When empty plots can be built up increasingly difficult to find, price increases, and the ability for developers to make a profit, real estate developers often take building densities to offset land prices. This means focusing on high-end apartments that yield higher margins and only the rich get enough money to buy a flat and this creates a vicious cycle.
Recently, there are some signs of oversupply of apartments and many homeowners in San Francisco, New York have to cut expensive real estate. However, the trend of general prices in the US is still going up. According to Romem, it is unlikely that new housing in the US will be built at affordable prices. This situation makes the residents of the US cities are made difficult in the game to benefit the rich.
“As cities continue to be economically healthy, you will see the poor replaced by wealthier individuals,” said Romem. You will read the story of teachers who can not find accommodation. ”
By (Dan tri Online)
Real estate business continues to hold the second position in attracting foreign investment in Vietnam in the first two months of 2017.
As announced by the Foreign Investment Agency (Ministry of Planning and Investment), in the first two months of the year (as of February 20), 313 new projects were granted investment certificates with total registered capital FDI is 2.028 billion USD, up 6.5% over the same period of 2016. 137 projects registered to increase investment capital with the total registered capital increased $ 759.51 million, 84.5% compared with In the same period of 2016 and 654 times capital contribution, share purchase of foreign investors with a total capital contribution of $ 619 million, nearly four times the same period in 2016.
If accumulated to February 2017, to 20/02/2017, the country has 22,904 valid projects with a total registered capital of 297 billion USD. Accumulated capital of FDI projects is estimated at USD 156.35 billion, equal to 52.6% of total registered capital.
In the first two months of 2017, foreign investors invested in 18 industries, of which the manufacturing and manufacturing sectors were the ones that attracted much attention.

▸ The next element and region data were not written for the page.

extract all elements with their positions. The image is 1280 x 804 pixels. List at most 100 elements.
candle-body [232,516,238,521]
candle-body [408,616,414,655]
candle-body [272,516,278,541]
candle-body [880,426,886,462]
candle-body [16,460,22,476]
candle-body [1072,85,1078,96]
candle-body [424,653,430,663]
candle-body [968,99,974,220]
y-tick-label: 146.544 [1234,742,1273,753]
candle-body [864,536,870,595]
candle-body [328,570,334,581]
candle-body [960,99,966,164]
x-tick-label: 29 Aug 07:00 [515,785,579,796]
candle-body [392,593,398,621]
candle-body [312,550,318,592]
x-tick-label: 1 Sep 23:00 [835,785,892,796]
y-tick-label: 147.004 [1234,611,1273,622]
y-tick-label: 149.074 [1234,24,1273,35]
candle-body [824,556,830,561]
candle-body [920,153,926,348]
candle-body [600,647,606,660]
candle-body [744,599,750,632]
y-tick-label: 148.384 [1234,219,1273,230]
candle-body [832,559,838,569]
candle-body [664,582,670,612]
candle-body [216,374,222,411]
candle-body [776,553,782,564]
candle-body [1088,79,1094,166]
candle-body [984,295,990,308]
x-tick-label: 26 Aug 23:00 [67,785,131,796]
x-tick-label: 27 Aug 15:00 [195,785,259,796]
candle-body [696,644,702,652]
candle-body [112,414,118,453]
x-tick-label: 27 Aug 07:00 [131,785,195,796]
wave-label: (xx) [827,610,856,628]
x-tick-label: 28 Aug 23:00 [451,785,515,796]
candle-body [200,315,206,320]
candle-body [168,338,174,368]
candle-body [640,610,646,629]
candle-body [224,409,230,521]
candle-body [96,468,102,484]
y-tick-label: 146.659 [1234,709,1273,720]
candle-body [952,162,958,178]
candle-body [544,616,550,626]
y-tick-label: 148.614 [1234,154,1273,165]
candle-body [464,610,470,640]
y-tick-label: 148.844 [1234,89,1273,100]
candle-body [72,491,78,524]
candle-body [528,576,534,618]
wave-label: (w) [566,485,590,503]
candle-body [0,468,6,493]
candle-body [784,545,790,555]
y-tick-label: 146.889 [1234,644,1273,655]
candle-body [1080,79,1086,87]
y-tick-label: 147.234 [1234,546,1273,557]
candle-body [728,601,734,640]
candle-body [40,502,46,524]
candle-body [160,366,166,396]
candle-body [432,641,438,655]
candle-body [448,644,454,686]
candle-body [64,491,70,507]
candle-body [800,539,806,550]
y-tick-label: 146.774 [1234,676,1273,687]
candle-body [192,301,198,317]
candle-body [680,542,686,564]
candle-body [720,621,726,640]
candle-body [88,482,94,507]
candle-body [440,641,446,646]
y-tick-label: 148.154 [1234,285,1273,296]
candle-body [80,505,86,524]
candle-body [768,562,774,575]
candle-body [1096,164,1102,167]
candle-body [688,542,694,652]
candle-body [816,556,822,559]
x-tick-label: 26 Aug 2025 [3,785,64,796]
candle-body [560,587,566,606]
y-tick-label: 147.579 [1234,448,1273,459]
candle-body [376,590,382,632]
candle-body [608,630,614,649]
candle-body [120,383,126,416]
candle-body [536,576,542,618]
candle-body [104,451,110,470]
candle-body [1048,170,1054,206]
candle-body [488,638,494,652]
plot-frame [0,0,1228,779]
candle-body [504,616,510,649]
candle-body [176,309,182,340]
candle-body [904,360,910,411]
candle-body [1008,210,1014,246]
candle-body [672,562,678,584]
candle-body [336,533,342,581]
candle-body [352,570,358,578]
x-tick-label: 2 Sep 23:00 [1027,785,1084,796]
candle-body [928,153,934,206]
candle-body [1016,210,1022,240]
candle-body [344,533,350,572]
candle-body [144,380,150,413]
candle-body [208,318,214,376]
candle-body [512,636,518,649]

Foreign investors with total capital of $ 2.5 billion, accounting for 73.4% of total registered capital in 2 months.
Real estate business ranked second with total investment of $ 345.5 million, accounting for 10.1% of total investment. Third place was the wholesale and retail sector with a total registered capital of US $ 222.6 million, accounting for 6.5% of the total registered capital.
In the first two months of 2017, 61 countries and territories have investment projects in Vietnam. Singapore ranked first with a total investment of $ 881.6 million, accounting for 25.8% of total investment; China ranked second with total registered capital of US $ 721.7 million, accounting for 21.1% of total investment in Vietnam; South Korea ranks third with total registered capital of US $ 637.1 million, accounting for 18.7% of total investment.
Also in the first two months of 2017, Binh Duong was the most attracted foreign investment capital with a total registered capital of $ 791.2 million, accounting for 23.22% of total investment. Hanoi ranked second with a total registered capital of $ 519 million, accounting for 15.2% of total investment. Ho Chi Minh City ranked third with a total registered capital of $ 464.2 million, accounting for 13.6% of total investment.